Das neue Sanierungsverfahren beruht auf der Stimulation der mikrobiellen Eisenreduktion von flüchtigen Kohlenwasserstoffen wie Benzol oder Toluol. Die Mikroorganismen übertragen hierbei Elektronen von den Schadstoffen auf oxidierte Eisenverbindungen. Diese Reaktion erfolgt extrazellulär, wobei ein direkter Kontakt der Mikroorganismen mit der vorhandenen Eisenoxid-Matrix kaum zu Stande kommt.
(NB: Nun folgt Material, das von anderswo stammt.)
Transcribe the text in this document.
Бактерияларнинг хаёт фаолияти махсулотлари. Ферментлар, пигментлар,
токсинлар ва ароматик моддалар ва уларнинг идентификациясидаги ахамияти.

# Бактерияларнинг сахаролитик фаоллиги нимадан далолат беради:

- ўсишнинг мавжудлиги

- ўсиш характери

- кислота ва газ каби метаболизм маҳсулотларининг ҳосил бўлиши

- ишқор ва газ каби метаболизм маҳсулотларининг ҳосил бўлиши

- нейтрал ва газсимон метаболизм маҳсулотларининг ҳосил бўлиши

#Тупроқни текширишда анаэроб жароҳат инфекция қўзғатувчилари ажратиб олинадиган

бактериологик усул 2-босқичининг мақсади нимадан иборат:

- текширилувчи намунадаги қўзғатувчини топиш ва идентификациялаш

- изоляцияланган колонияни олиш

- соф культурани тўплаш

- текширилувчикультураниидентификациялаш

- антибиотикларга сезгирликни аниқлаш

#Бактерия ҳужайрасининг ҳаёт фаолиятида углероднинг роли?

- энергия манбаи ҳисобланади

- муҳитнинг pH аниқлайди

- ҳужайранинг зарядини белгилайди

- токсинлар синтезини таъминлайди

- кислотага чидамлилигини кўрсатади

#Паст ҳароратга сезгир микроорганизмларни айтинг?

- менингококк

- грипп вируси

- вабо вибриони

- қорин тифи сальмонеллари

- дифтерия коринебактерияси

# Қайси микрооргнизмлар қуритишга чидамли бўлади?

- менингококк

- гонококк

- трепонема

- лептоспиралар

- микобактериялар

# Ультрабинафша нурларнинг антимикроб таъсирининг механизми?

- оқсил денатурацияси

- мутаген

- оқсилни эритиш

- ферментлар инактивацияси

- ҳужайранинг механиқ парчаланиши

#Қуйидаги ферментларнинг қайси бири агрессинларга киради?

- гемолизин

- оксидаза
Die Elektronenübertragung geschieht deshalb mittels „Elektronenshuttling“ durch a) Huminstoffe, b) sogenannte „Nanodrähte“ oder c) Nanopartikel (NP). Für diese katalytische Wirkung besitzen die Nanopartikel besonders günstige Eigenschaften, weil sie besonders hohe spezifische Oberflächen, höhere Oberflächenenergien und reaktivere Oberflächenstrukturen aufweisen. Allerdings ist noch nicht genau geklärt, inwieweit sie auch ökotoxikologisch wirken können.

Untersuchungen am HMGU ergaben, dass insbesondere Ferrihydrit-NP (5Fe23+O3·9H2O) zu einer starken Stimulation des anaeroben Abbaus organischer Substrate führen und dabei reaktionsträge gößere Partikel katalytisch aktivieren können. Dies wurde auch unter simulierten Umweltbedingungen bestätigt. Die Ergebnisse lassen den Schluss zu, dass die Zugabe von Eisenoxid-Nanopartikeln in kontaminiertes Grundwasser den Abbau von Schadstoffen um Größenordnungen verstärken kann.